Swedish Cancer Institute: Leading the way in cancer treatment since 1932
In 1928, it was discovered that the x-ray machine (a fairly new technology at the time) could be used not only to see inside the body, but to destroy cancer cells as well. A few years later, Swedish Hospital founder Dr. Nils Johanson convinced trustees to build a cancer center, and purchase one of only eight supervoltage x-ray machines in the United States.
At the same time, Swedish also spent $30,000 on 500 milligrams of radium, another recently discovered therapy effective at killing malignant cells.
The Swedish Tumor Institute, established in 1932, became the first high-energy radiation therapy center west of the Mississippi, helping usher in the modern era of cancer treatment.
Since then, Swedish Cancer Institute has remained at the forefront of cancer care. In the 1960s and ’70s our institute led the way in surgery, chemotherapy and clinical trials.
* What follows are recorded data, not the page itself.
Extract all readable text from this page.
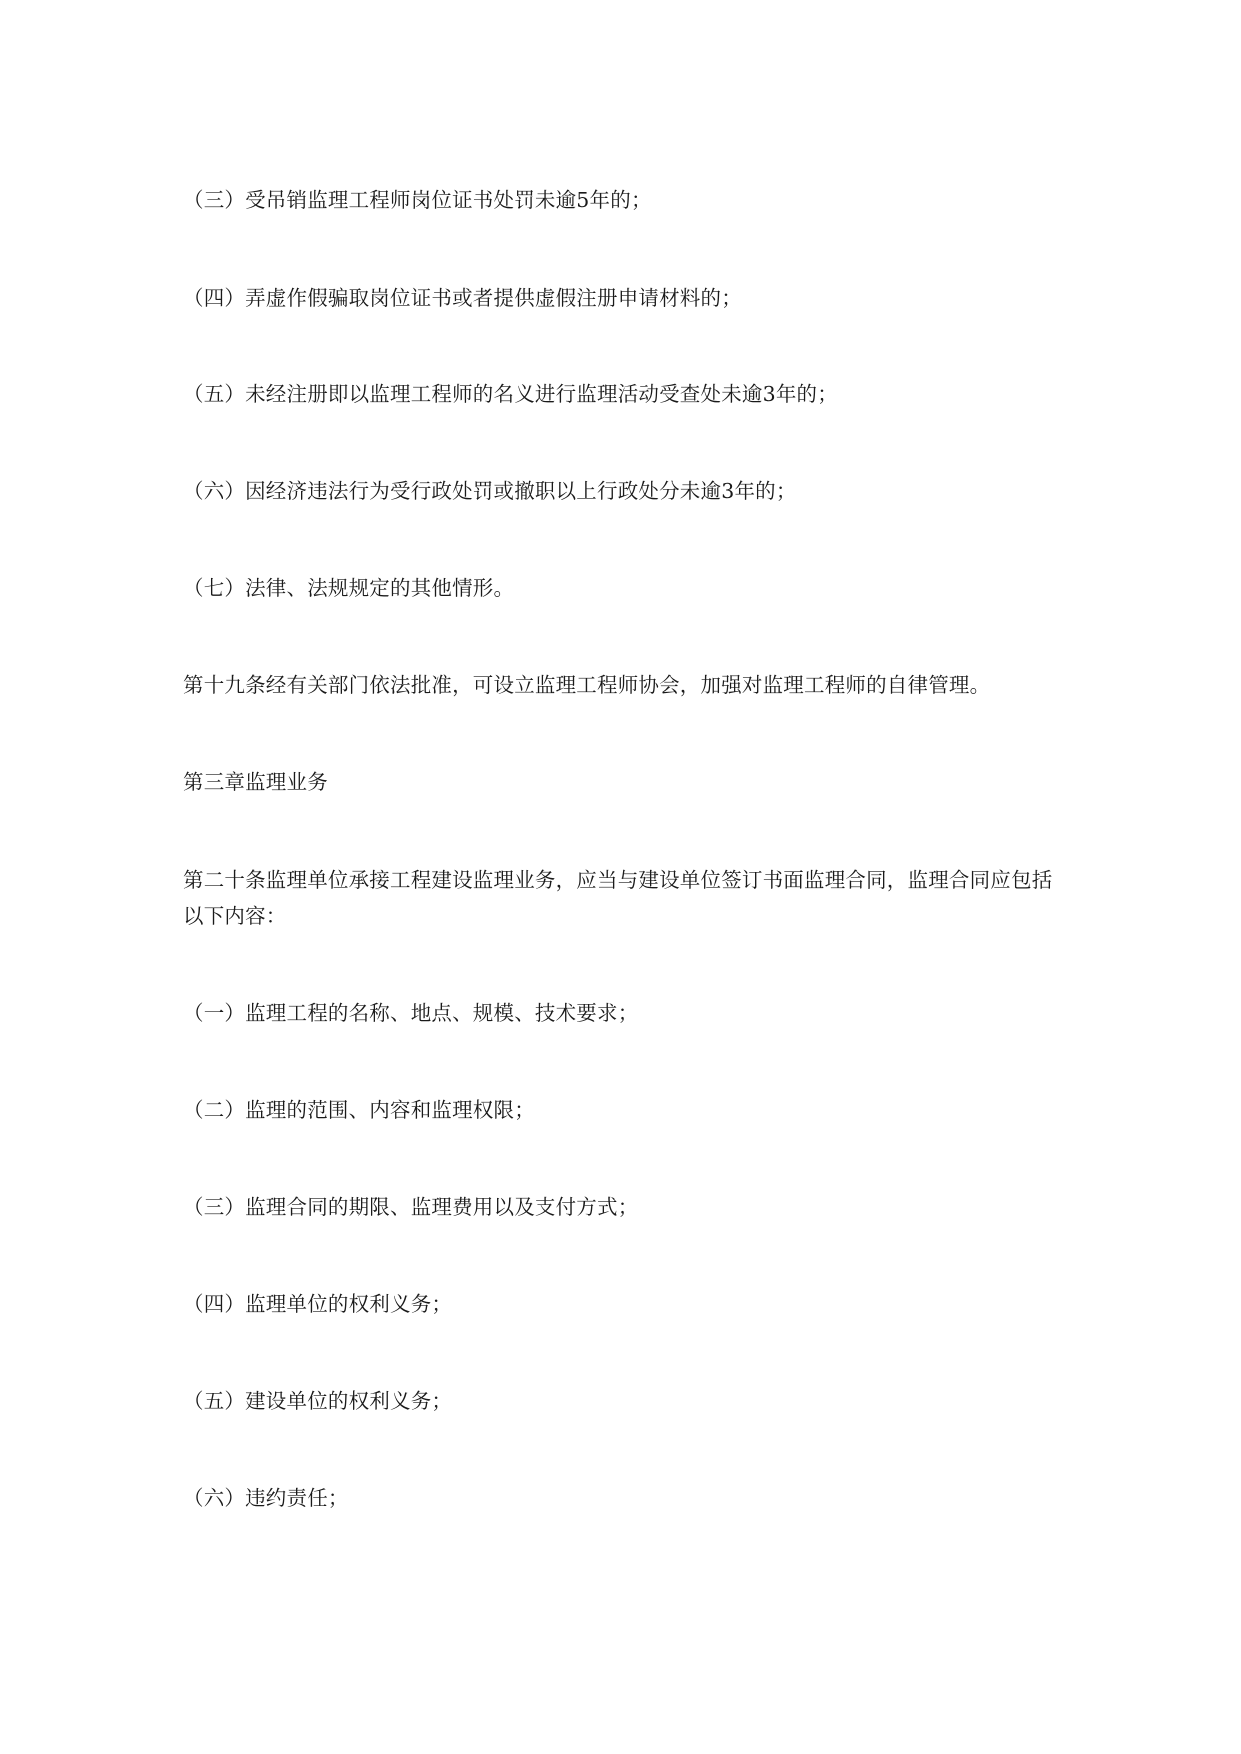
（三）受吊销监理工程师岗位证书处罚未逾5年的；

（四）弄虚作假骗取岗位证书或者提供虚假注册申请材料的；

（五）未经注册即以监理工程师的名义进行监理活动受查处未逾3年的；

（六）因经济违法行为受行政处罚或撤职以上行政处分未逾3年的；

（七）法律、法规规定的其他情形。

第十九条经有关部门依法批准，可设立监理工程师协会，加强对监理工程师的自律管理。

第三章监理业务

第二十条监理单位承接工程建设监理业务，应当与建设单位签订书面监理合同，监理合同应包括以下内容：

（一）监理工程的名称、地点、规模、技术要求；

（二）监理的范围、内容和监理权限；

（三）监理合同的期限、监理费用以及支付方式；

（四）监理单位的权利义务；

（五）建设单位的权利义务；

（六）违约责任；
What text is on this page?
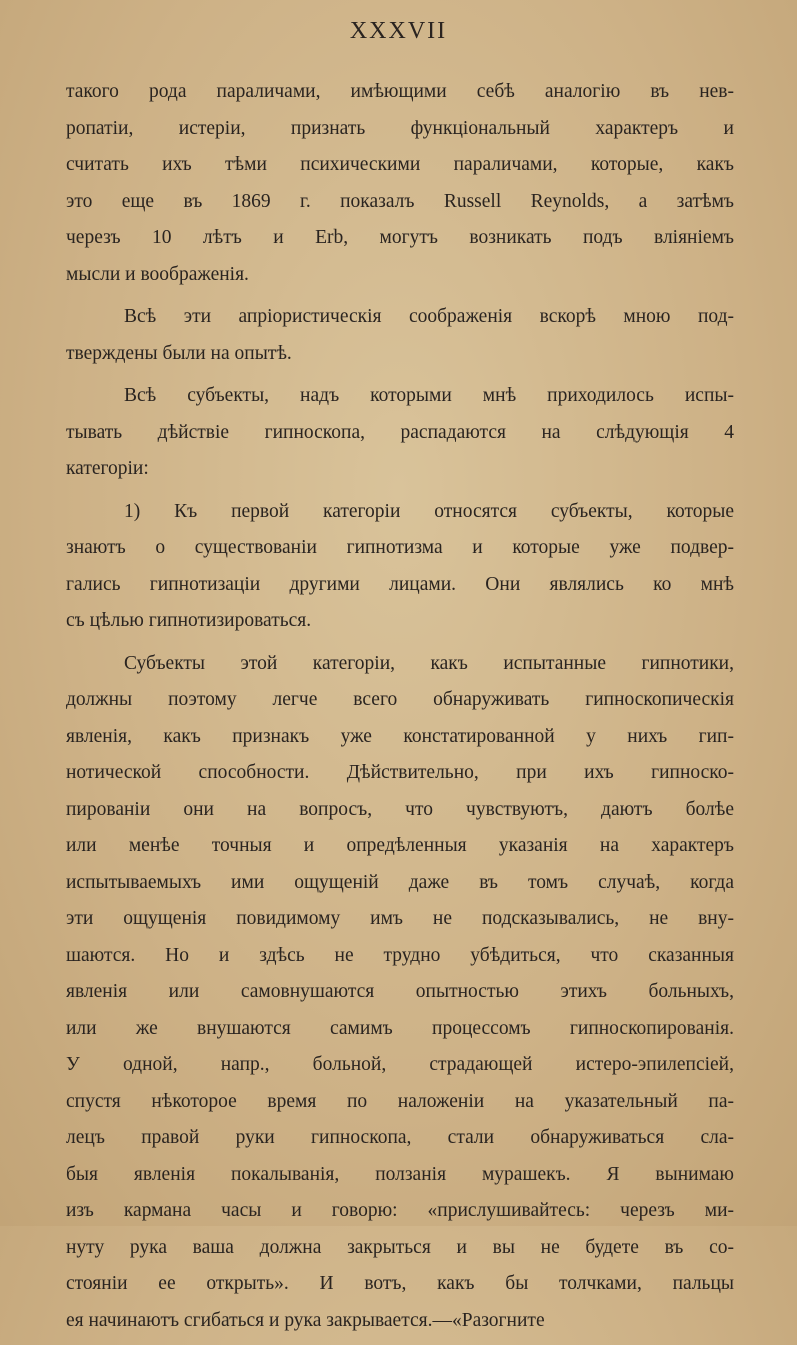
XXXVII
такого рода параличами, имѣющими себѣ аналогію въ нев-
ропатіи, истеріи, признать функціональный характеръ и
считать ихъ тѣми психическими параличами, которые, какъ
это еще въ 1869 г. показалъ Russell Reynolds, а затѣмъ
черезъ 10 лѣтъ и Erb, могутъ возникать подъ вліяніемъ
мысли и воображенія.
Всѣ эти апріористическія соображенія вскорѣ мною под-
тверждены были на опытѣ.
Всѣ субъекты, надъ которыми мнѣ приходилось испы-
тывать дѣйствіе гипноскопа, распадаются на слѣдующія 4
категоріи:
1) Къ первой категоріи относятся субъекты, которые
знаютъ о существованіи гипнотизма и которые уже подвер-
гались гипнотизаціи другими лицами. Они являлись ко мнѣ
съ цѣлью гипнотизироваться.
Субъекты этой категоріи, какъ испытанные гипнотики,
должны поэтому легче всего обнаруживать гипноскопическія
явленія, какъ признакъ уже констатированной у нихъ гип-
нотической способности. Дѣйствительно, при ихъ гипноско-
пированіи они на вопросъ, что чувствуютъ, даютъ болѣе
или менѣе точныя и опредѣленныя указанія на характеръ
испытываемыхъ ими ощущеній даже въ томъ случаѣ, когда
эти ощущенія повидимому имъ не подсказывались, не вну-
шаются. Но и здѣсь не трудно убѣдиться, что сказанныя
явленія или самовнушаются опытностью этихъ больныхъ,
или же внушаются самимъ процессомъ гипноскопированія.
У одной, напр., больной, страдающей истеро-эпилепсіей,
спустя нѣкоторое время по наложеніи на указательный па-
лецъ правой руки гипноскопа, стали обнаруживаться сла-
быя явленія покалыванія, ползанія мурашекъ. Я вынимаю
изъ кармана часы и говорю: «прислушивайтесь: черезъ ми-
нуту рука ваша должна закрыться и вы не будете въ со-
стояніи ее открыть». И вотъ, какъ бы толчками, пальцы
ея начинаютъ сгибаться и рука закрывается.—«Разогните
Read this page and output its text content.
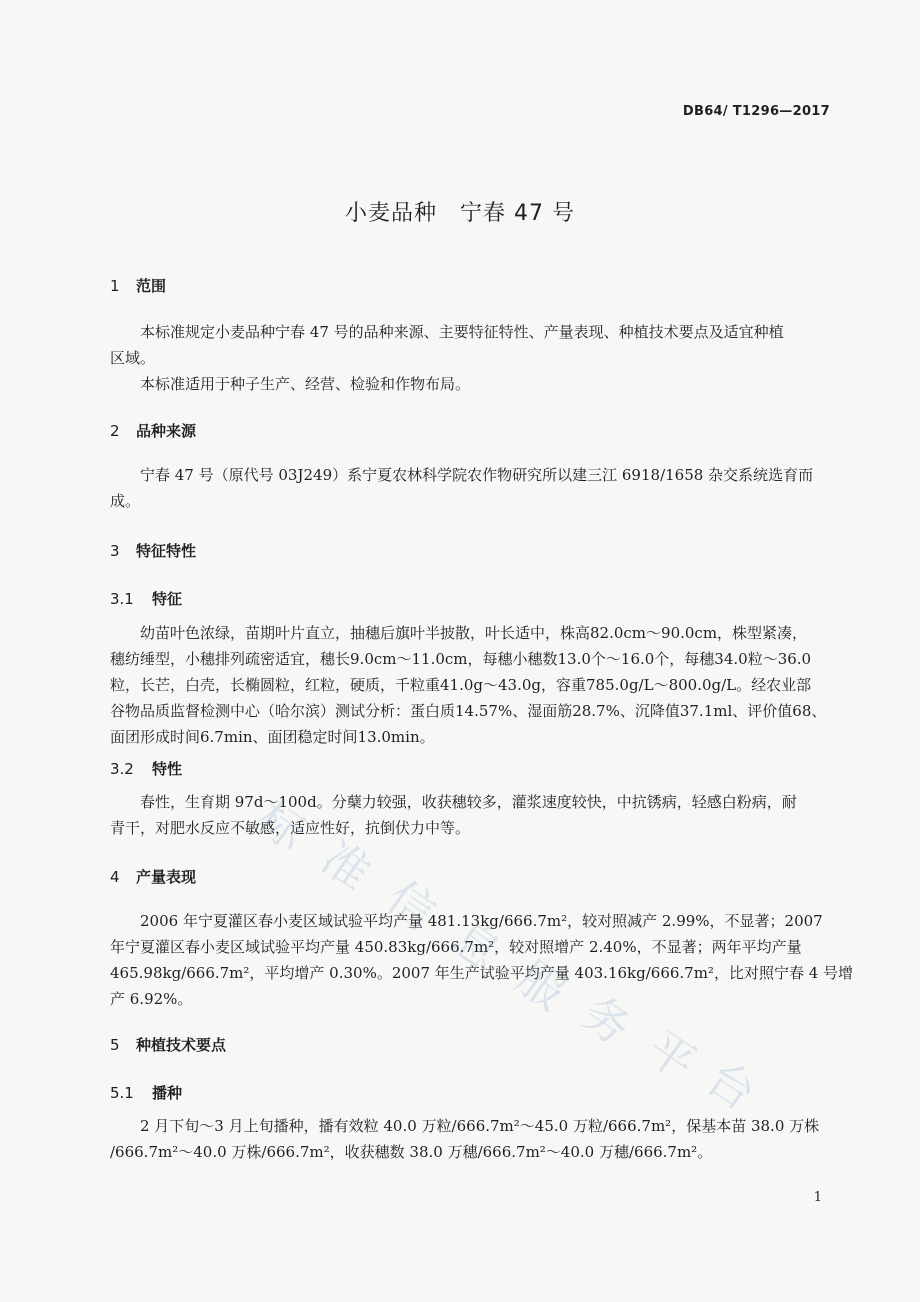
DB64/ T1296—2017
小麦品种　宁春 47 号
1 范围
　　本标准规定小麦品种宁春 47 号的品种来源、主要特征特性、产量表现、种植技术要点及适宜种植
区域。
　　本标准适用于种子生产、经营、检验和作物布局。
2 品种来源
　　宁春 47 号（原代号 03J249）系宁夏农林科学院农作物研究所以建三江 6918/1658 杂交系统选育而
成。
3 特征特性
3.1 特征
　　幼苗叶色浓绿，苗期叶片直立，抽穗后旗叶半披散，叶长适中，株高82.0cm～90.0cm，株型紧凑，
穗纺缍型，小穗排列疏密适宜，穗长9.0cm～11.0cm，每穗小穗数13.0个～16.0个，每穗34.0粒～36.0
粒，长芒，白壳，长椭圆粒，红粒，硬质，千粒重41.0g～43.0g，容重785.0g/L～800.0g/L。经农业部
谷物品质监督检测中心（哈尔滨）测试分析：蛋白质14.57%、湿面筋28.7%、沉降值37.1ml、评价值68、
面团形成时间6.7min、面团稳定时间13.0min。
3.2 特性
　　春性，生育期 97d～100d。分蘖力较强，收获穗较多，灌浆速度较快，中抗锈病，轻感白粉病，耐
青干，对肥水反应不敏感，适应性好，抗倒伏力中等。
4 产量表现
　　2006 年宁夏灌区春小麦区域试验平均产量 481.13kg/666.7m²，较对照减产 2.99%，不显著；2007
年宁夏灌区春小麦区域试验平均产量 450.83kg/666.7m²，较对照增产 2.40%，不显著；两年平均产量
465.98kg/666.7m²，平均增产 0.30%。2007 年生产试验平均产量 403.16kg/666.7m²，比对照宁春 4 号增
产 6.92%。
5 种植技术要点
5.1 播种
　　2 月下旬～3 月上旬播种，播有效粒 40.0 万粒/666.7m²～45.0 万粒/666.7m²，保基本苗 38.0 万株
/666.7m²～40.0 万株/666.7m²，收获穗数 38.0 万穗/666.7m²～40.0 万穗/666.7m²。
1
标
准
信
息
服
务
平
台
In the 1980s and ’90s our programs expanded to include several campuses and affiliate hospitals.
Over the past 10 years, Swedish Cancer Institute has moved forward with new innovations, such as the CyberKnife® and Gamma Knife®, breast and lung brachytherapy, robotic surgery, TomoTherapy and more.
As we prepare to enter our 80th year, we continue to expand our robust schedule of clinical trials, specialty programs, and roster of board-certified oncologists and surgeons to offer patients lifesaving cancer care and treatment.
In June 2012, we opened our state-of-the art True Family Women's Cancer Center on the fourth and fifth floors of the Arnold Pavilion on the First Hill campus, where Swedish Cancer Institute (SCI) is headquartered. It is the Pacific Northwest's largest, most comprehensive center devoted to treating cancers that affect women.